エミール・ガレ展など

 朝、昨日ファーストデイで観られなかったインディ系の映画でも観に行こうかなと手持ちの映画チケットを見ているうちに気づいた。春休み前に同僚からもらったエミール・ガレ展が明日までだ!というわけで、あわてて江戸東京博物館へ行った。
 そのエミール・ガレ展だが、これが土曜日のせいなのか、終了日間近だからか異様に混んでいた。(帰る頃は完全に入場制限していた。)大体、日本の博物館って混みすぎだと思う。なんで、ああいう風になるのかな?展示を見ているうちに、ちょっとうんざりしてくる。ガレって言ったって、たかがガラス器じゃないか。されど・・・やはりガレのガラス器である。手法が斬新。様々な手法にチャレンジして開拓していったのは素人にもわかる。また、モチーフが美しい。非常に詩的である。ただし個人的な好みをいえば、私はエミール・ガレよりはルネ・ラリックが好きである。ガレというよりアール・ヌーヴォーは、少し装飾過多で感傷的だ。(まあ、それが特徴なのだから仕方がない。)

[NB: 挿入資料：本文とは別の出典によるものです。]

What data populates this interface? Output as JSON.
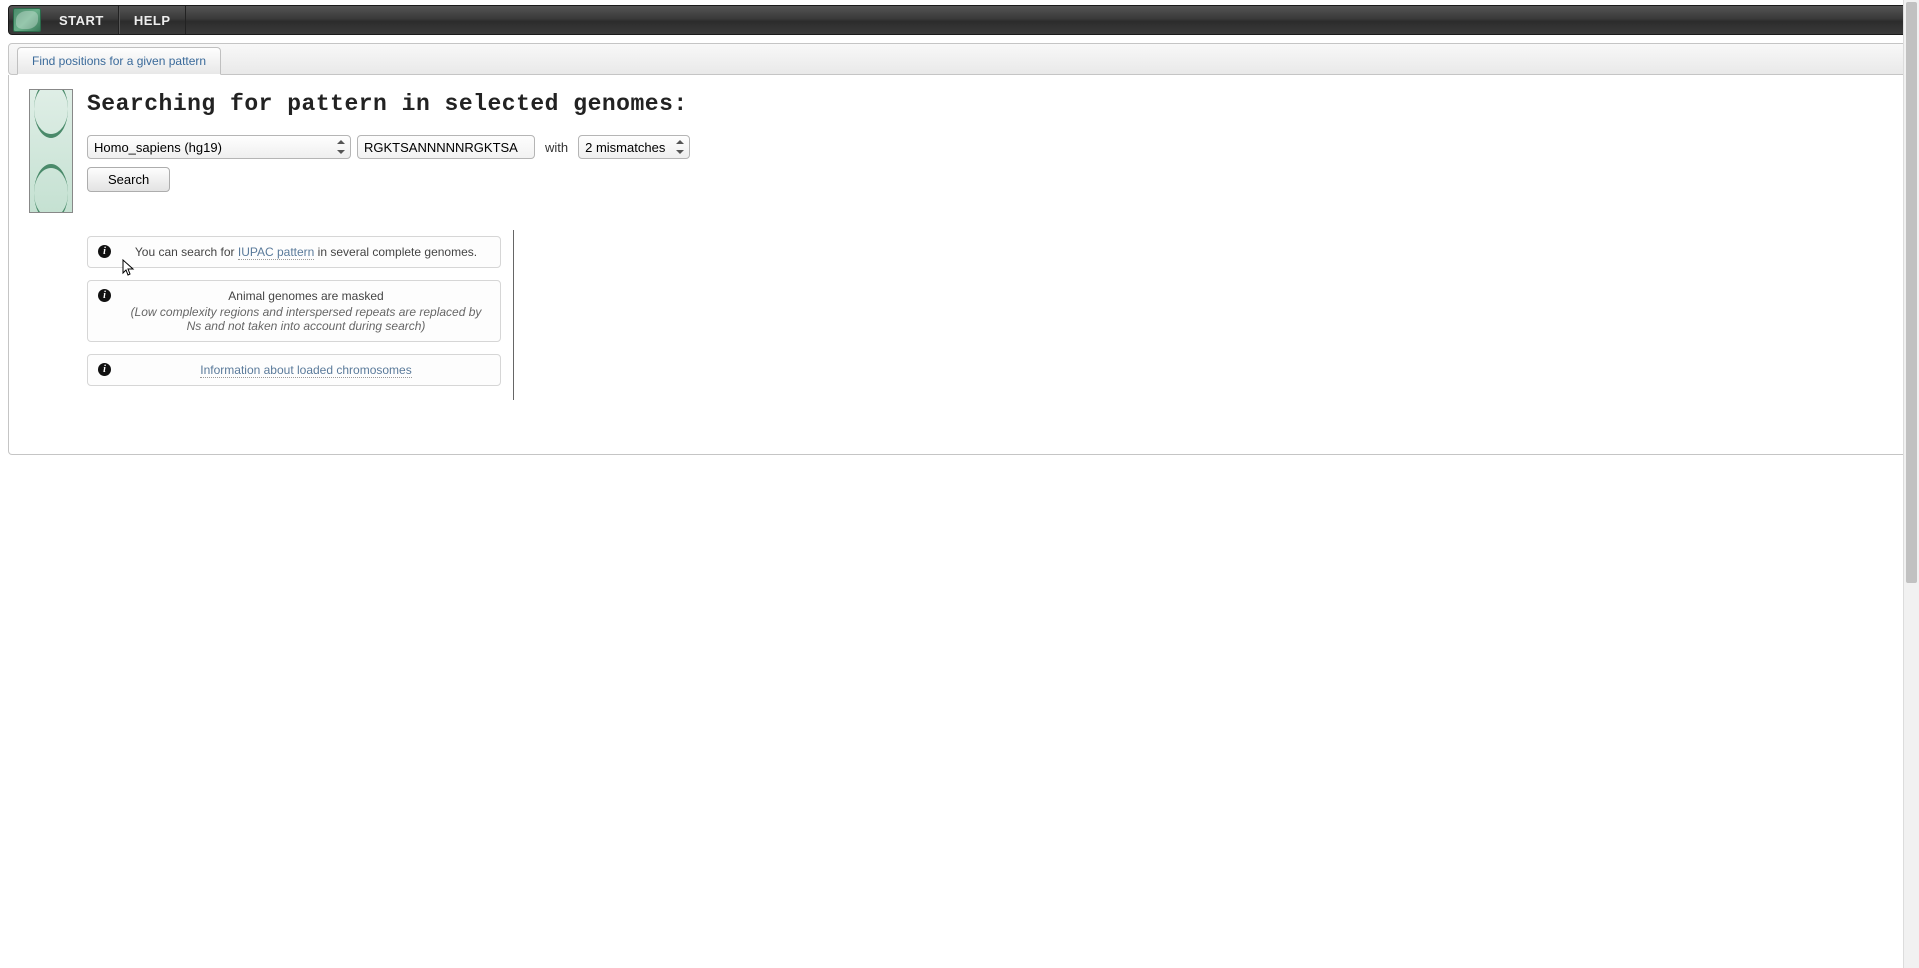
{
  "menu": {
    "start": "START",
    "help": "HELP"
  },
  "tab": {
    "label": "Find positions for a given pattern"
  },
  "heading": "Searching for pattern in selected genomes:",
  "form": {
    "genome_selected": "Homo_sapiens (hg19)",
    "pattern_value": "RGKTSANNNNNRGKTSA",
    "with_label": "with",
    "mismatch_selected": "2 mismatches",
    "search_label": "Search"
  },
  "info": {
    "box1_pre": "You can search for ",
    "box1_link": "IUPAC pattern",
    "box1_post": " in several complete genomes.",
    "box2_title": "Animal genomes are masked",
    "box2_sub": "(Low complexity regions and interspersed repeats are replaced by Ns and not taken into account during search)",
    "box3_link": "Information about loaded chromosomes"
  }
}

 エミール・ガレ展の後、六本木のヴァージンシネマズに移動して、映画『アビエイター』を観た。これが非常に良かった。元々、私はこの映画のレオナルド・ディカプリオが演じたハワード・ヒューズには興味があってハリウッドで伝記映画つくってくれってずっと思っていたので、期待してこの映画を観たのだけれど、期待以上によかった。ひとえにマーティン・スコセッシが丁寧に映像化してくれたおかげである。ハワード・ヒューズは、親が石油掘削機でもうけたお金を、映画作りと飛行機作りに惜しげもなくつぎ込んで、それらで成功した1930年代40年代の伝説的な人物。その天才的な才能とエキセントリックな行動と異常な晩年で有名だった。(映画では晩年までは描いていないのだが、映画の後半で暗示されてはいる。)これをレオナルド・ディカプリオは非常にうまく演じていた。また彼の恋人だったキャサリン・ヘップバーンケイト・ブランシェットが演じていて、これも非常にうまかった。(ケイト・ブランシェットは、この演技でアカデミー助演女優賞を受賞。) 二人の関係は、当時は結構秘密だったので、本当に映画で描いたようなものだったのかどうか、そこらへんは少し謎だけれど、でも変にゴシップっぽくならなかったのがよかった。今年のアカデミー賞では必要以上に冷遇されてしまったような気がする。

 映画を観終わった後、今度は、渋谷に移動。アミューズCQNで映画『カナリア』を観た。この作品はオウム(映画の中ではニルヴァーナという教団。)のサティアンにいた子供のその後がテーマ。児童相談所を逃げ出して、祖父にひきとられた妹を助け出そうとする少年が主人公で、その少年が祖父のところにたどりつくまでに出会った人々や出来事がサティアンでの過去の回想を含みながら丁寧につづられている。割と地味なストーリーなんだけれど、そこがよかった。変にひねっていないので力がある。ただ途中で出会う人々やその人々との会話が妙に「出来すぎている」って感じはした。谷村美月演じるユキっていう少女などは、すごくよいキャラでこの映画をひっぱる力になっているのだけれど、でもセリフはすごく平板に感じてしまった。他のキャスト、りょうとか西島秀俊のキャラなんかにも同じようなことがいえる。
 ただ、今日、この映画が終わったあとで、塩田明彦監督とエンドロールの歌を歌ったzazen boys向井秀徳トークショーがあって(実は、終わるまでトークショーのことは、知らなかった。補助席に座ったので、いやに混んでいるなあとは思っていたけれど、土曜日のせいだと思っていた。)そこで塩田監督が、この映画のエンディングのことを「つかの間の希望」って言ったのだけれど、確かにこの映画はそういう映画なんだよなって思った。映画の中の人物がすべてまだ途上なので、ああいうセリフを言うしかなかったのかもしれない。トークショーがはじまったときは予定外だったので、「最終回の上映のあとなのに・・・・」って気が遠くなりそうだったけれど、30分足らずの短い時間の間に映画や映画音楽の話や向井秀徳が「自問自答」をアコギで歌うライブあったりで、すごく良かった。とっても得した。
 
 追記:映画の中で、主人公の祖父が住んでいた場所が、私が以前に住んでいたところだったので、一瞬、ドキッとなったが、映画の中の家はさすがに違っていた。